Failure to comply, even by minutes, can lead to delays, holdovers, or fines.

FAA’s AME Guide: Medical Compliance

Operational readiness is more than just airplanes and procedures – your crew’s medical certificate has to be solid as a rock. Pilots and aviation medical examiners (AMEs) look to the FAA’s Guide for Aviation Medical Examiners (AME Guide) as their bible. 

What’s new 

AME Guide is refreshed monthly (usually a particular Wednesday of a given week) to keep pace with rule changes, disposition tables, and disposition routines. Recent changes incorporate alterations to:

  • Asthma predisposition criteria
  • Low testosterone disposition language
  • Color vision flowchart refinements
  • Revamped pulmonary fibrosis and sarcoid disposition tables sections

As such amendments could affect special issuance or path-forward rules, pilots and medical examiners in aviation have to look through new amendments regularly. 

Final thoughts for operational synergy 

Managing a U.S. business jet operation across borders is a constant juggling act. You desire flexibility on one hand: off-hours access, quick turnarounds, and effortless manifests.
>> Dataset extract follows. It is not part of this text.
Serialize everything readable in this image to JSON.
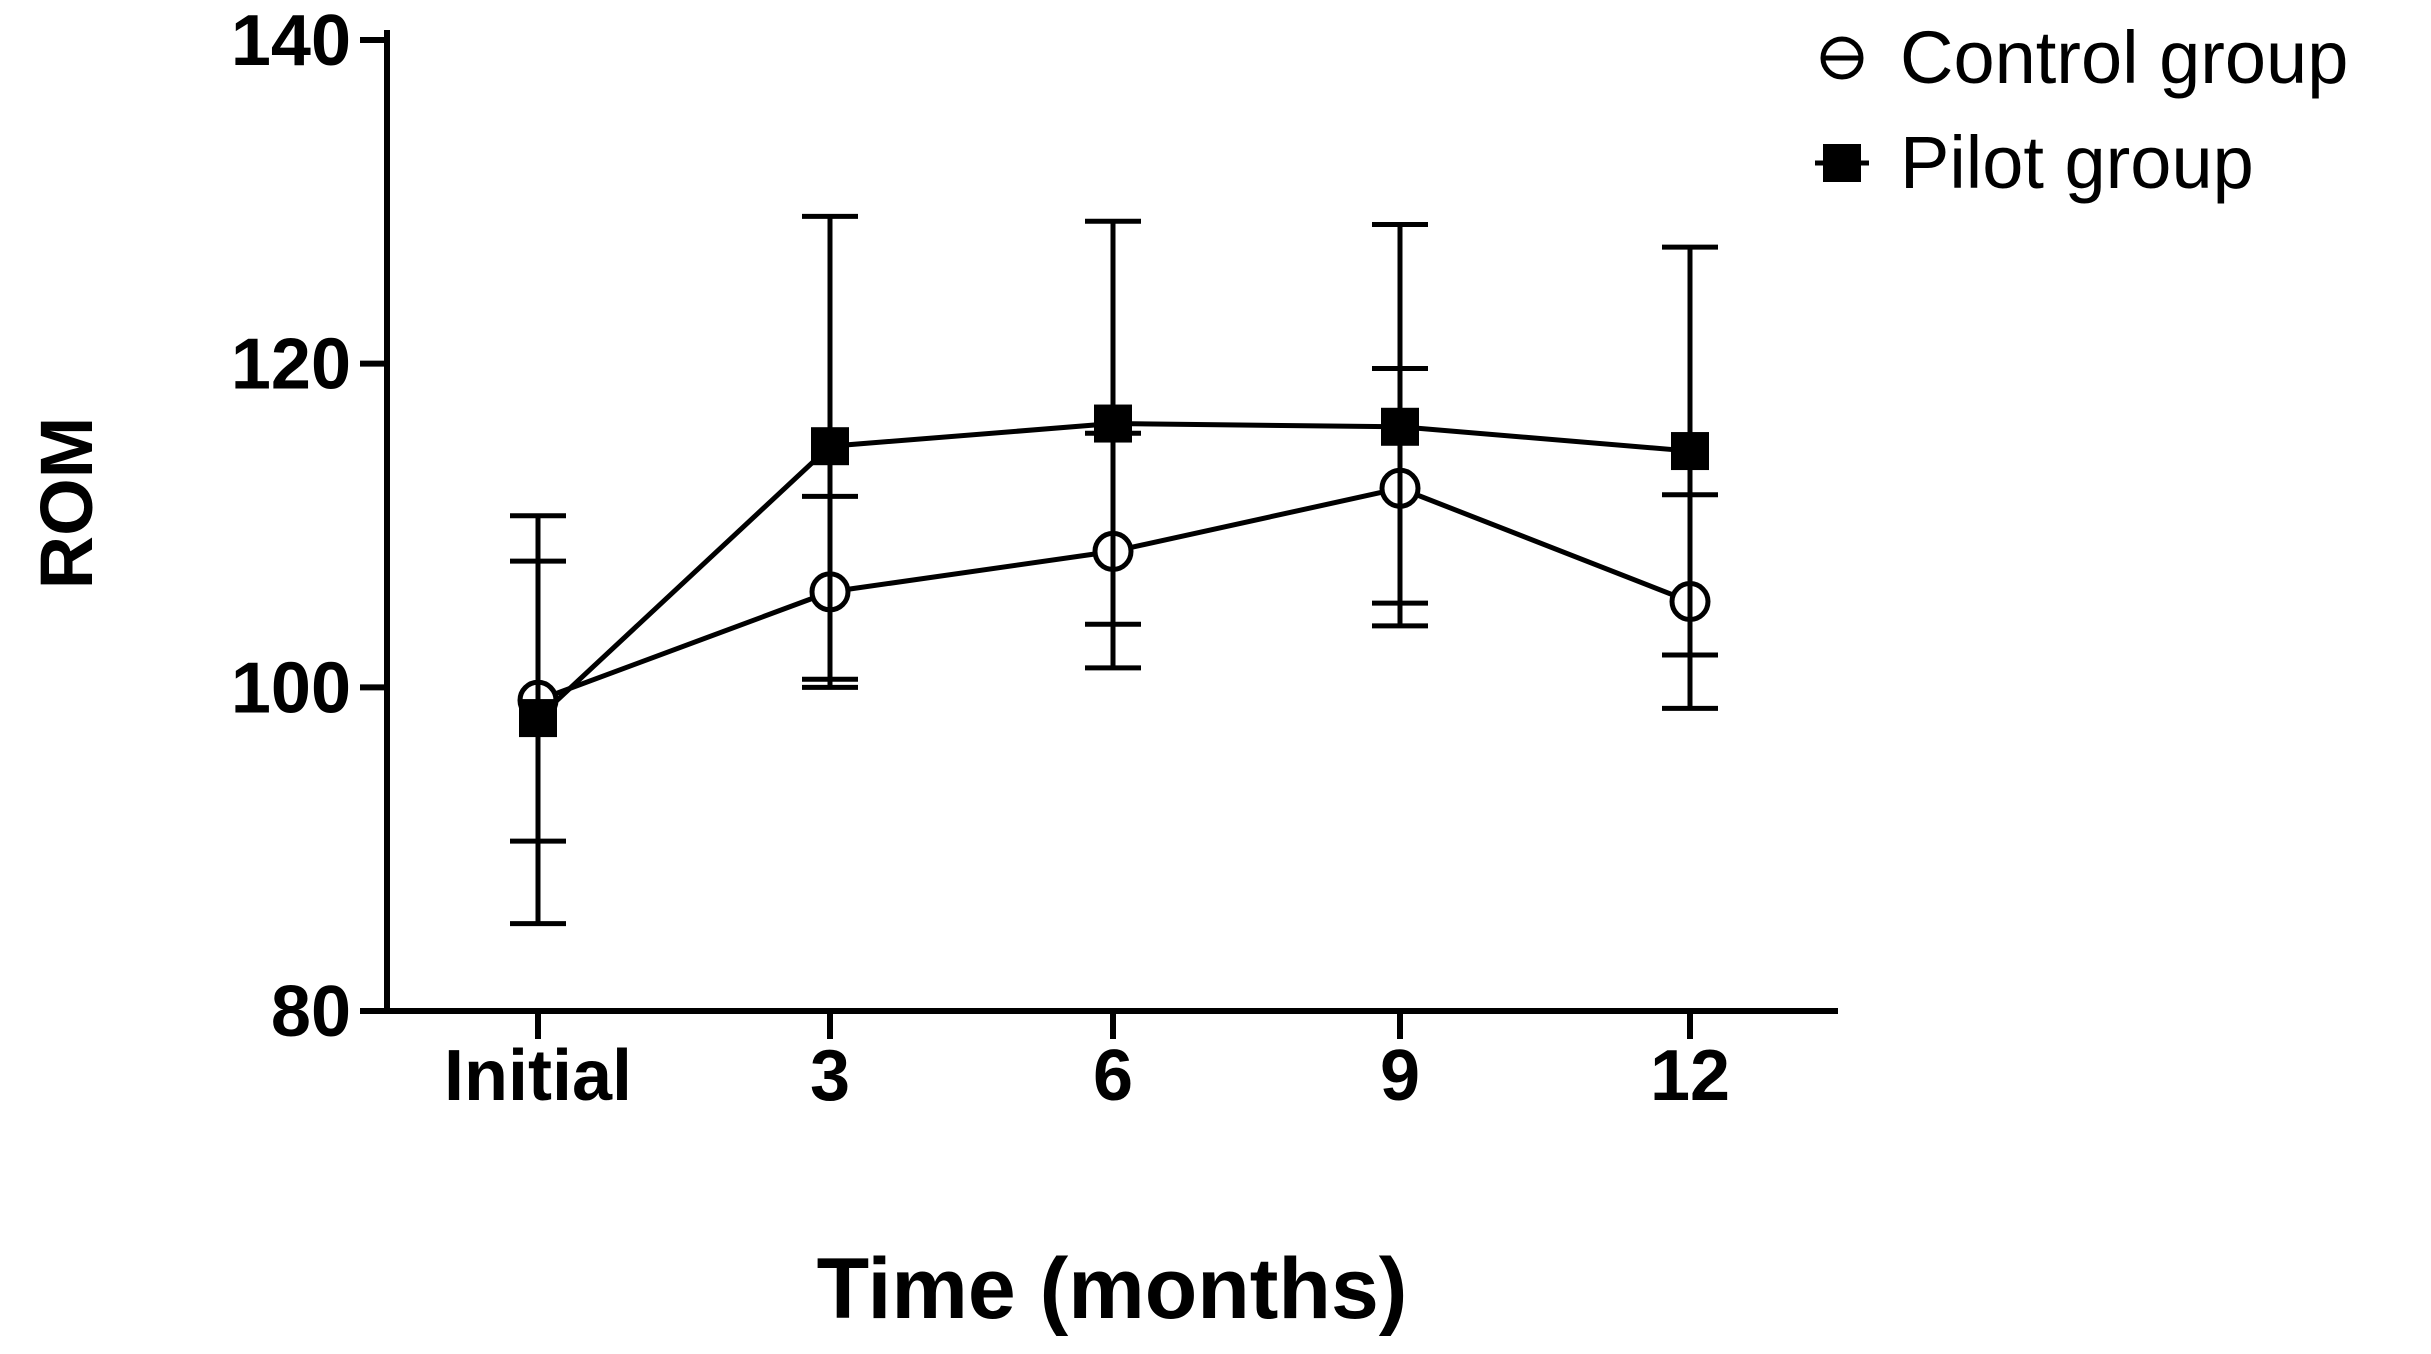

But on the other hand, rules must be honored: CBP itineraries, AME requirements, and changing international regulations such as Mexico’s APIS requirements.

The key to staying one step ahead is proactive planning and working with the right team of professionals. Give your flight operations group, dispatchers, medical staff, and financial departments a constant feed of updates. Develop internal checklists against RSP rules, CBP fee cycles, manifest submission deadlines, and AME update cycles. That way, when a late arrival, last-minute routing, or medical nuance appears, it’s not a surprise, but a known variable.

FAQs: 

Q: How far in advance should I submit an RSP request for off-hours arrival?
A: As a best practice, submit your request about a week ahead of your expected arrival. That gives CBP the lead time needed to staff and coordinate.
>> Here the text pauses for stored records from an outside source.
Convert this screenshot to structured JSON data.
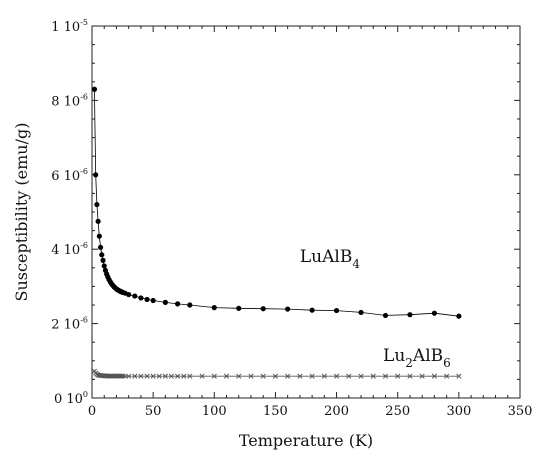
{
  "chart_data": {
    "type": "scatter",
    "title": "",
    "xlabel": "Temperature (K)",
    "ylabel": "Susceptibility (emu/g)",
    "xlim": [
      0,
      350
    ],
    "ylim": [
      0,
      1e-05
    ],
    "grid": false,
    "legend": "none",
    "xticks": [
      {
        "value": 0,
        "label": "0"
      },
      {
        "value": 50,
        "label": "50"
      },
      {
        "value": 100,
        "label": "100"
      },
      {
        "value": 150,
        "label": "150"
      },
      {
        "value": 200,
        "label": "200"
      },
      {
        "value": 250,
        "label": "250"
      },
      {
        "value": 300,
        "label": "300"
      },
      {
        "value": 350,
        "label": "350"
      }
    ],
    "yticks": [
      {
        "value": 0,
        "mantissa": "0 10",
        "exponent": "0"
      },
      {
        "value": 2e-06,
        "mantissa": "2 10",
        "exponent": "-6"
      },
      {
        "value": 4e-06,
        "mantissa": "4 10",
        "exponent": "-6"
      },
      {
        "value": 6e-06,
        "mantissa": "6 10",
        "exponent": "-6"
      },
      {
        "value": 8e-06,
        "mantissa": "8 10",
        "exponent": "-6"
      },
      {
        "value": 1e-05,
        "mantissa": "1 10",
        "exponent": "-5"
      }
    ],
    "series": [
      {
        "name": "LuAlB4",
        "label_main": "LuAlB",
        "label_sub": "4",
        "label_at": [
          170,
          3.65e-06
        ],
        "marker": "dot",
        "color": "#000000",
        "connected": true,
        "x": [
          2,
          3,
          4,
          5,
          6,
          7,
          8,
          9,
          10,
          11,
          12,
          13,
          14,
          15,
          16,
          17,
          18,
          19,
          20,
          21,
          22,
          23,
          24,
          25,
          27,
          30,
          35,
          40,
          45,
          50,
          60,
          70,
          80,
          100,
          120,
          140,
          160,
          180,
          200,
          220,
          240,
          260,
          280,
          300
        ],
        "y": [
          8.3e-06,
          6e-06,
          5.2e-06,
          4.75e-06,
          4.35e-06,
          4.05e-06,
          3.85e-06,
          3.7e-06,
          3.55e-06,
          3.43e-06,
          3.33e-06,
          3.25e-06,
          3.18e-06,
          3.12e-06,
          3.07e-06,
          3.03e-06,
          2.99e-06,
          2.96e-06,
          2.93e-06,
          2.91e-06,
          2.89e-06,
          2.87e-06,
          2.86e-06,
          2.84e-06,
          2.82e-06,
          2.78e-06,
          2.74e-06,
          2.69e-06,
          2.65e-06,
          2.62e-06,
          2.57e-06,
          2.53e-06,
          2.5e-06,
          2.43e-06,
          2.41e-06,
          2.4e-06,
          2.39e-06,
          2.36e-06,
          2.35e-06,
          2.3e-06,
          2.22e-06,
          2.24e-06,
          2.28e-06,
          2.2e-06
        ]
      },
      {
        "name": "Lu2AlB6",
        "label_main": "Lu",
        "label_sub1": "2",
        "label_mid": "AlB",
        "label_sub2": "6",
        "label_at": [
          238,
          9.9e-07
        ],
        "marker": "cross",
        "color": "#555555",
        "connected": true,
        "x": [
          2,
          3,
          4,
          5,
          6,
          7,
          8,
          9,
          10,
          11,
          12,
          13,
          14,
          15,
          16,
          17,
          18,
          19,
          20,
          21,
          22,
          23,
          24,
          25,
          27,
          30,
          35,
          40,
          45,
          50,
          55,
          60,
          65,
          70,
          75,
          80,
          90,
          100,
          110,
          120,
          130,
          140,
          150,
          160,
          170,
          180,
          190,
          200,
          210,
          220,
          230,
          240,
          250,
          260,
          270,
          280,
          290,
          300
        ],
        "y": [
          7.2e-07,
          6.7e-07,
          6.4e-07,
          6.2e-07,
          6.1e-07,
          6.05e-07,
          6e-07,
          6e-07,
          5.95e-07,
          5.95e-07,
          5.9e-07,
          5.9e-07,
          5.9e-07,
          5.9e-07,
          5.9e-07,
          5.9e-07,
          5.9e-07,
          5.9e-07,
          5.9e-07,
          5.9e-07,
          5.9e-07,
          5.9e-07,
          5.9e-07,
          5.9e-07,
          5.85e-07,
          5.85e-07,
          5.85e-07,
          5.85e-07,
          5.85e-07,
          5.85e-07,
          5.85e-07,
          5.85e-07,
          5.85e-07,
          5.85e-07,
          5.85e-07,
          5.85e-07,
          5.85e-07,
          5.85e-07,
          5.85e-07,
          5.85e-07,
          5.85e-07,
          5.85e-07,
          5.85e-07,
          5.85e-07,
          5.85e-07,
          5.85e-07,
          5.85e-07,
          5.85e-07,
          5.85e-07,
          5.85e-07,
          5.85e-07,
          5.85e-07,
          5.85e-07,
          5.85e-07,
          5.85e-07,
          5.85e-07,
          5.85e-07,
          5.85e-07
        ]
      }
    ]
  }
}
Q: If we cancel after the cut-off, will we still be charged?
A: Yes. Local CBP leadership will set a minimum cancellation threshold. If cancellation occurs after that, you may still pay for a minimum number of office hours.

Q: Does an RSP agreement expire? Must I renew?
A: No. Once your Reimbursable Services Agreement is approved and signed, it doesn’t expire. You aren’t obligated to request services each year.

Q: What is the latest CBP fee landscape I should budget for?
A: For FY 2026, CBP is raising the one-time business aircraft first arrival prepayment fee, increasing passenger arrival fees slightly, and adjusting maximum caps.

Q: For flights into Mexico, when must APIS be submitted and confirmed?
A: Under the two-step process, you’ll submit manifest data in advance and then reconfirm closer to departure or arrival. Timing requirements are stricter under the new rules.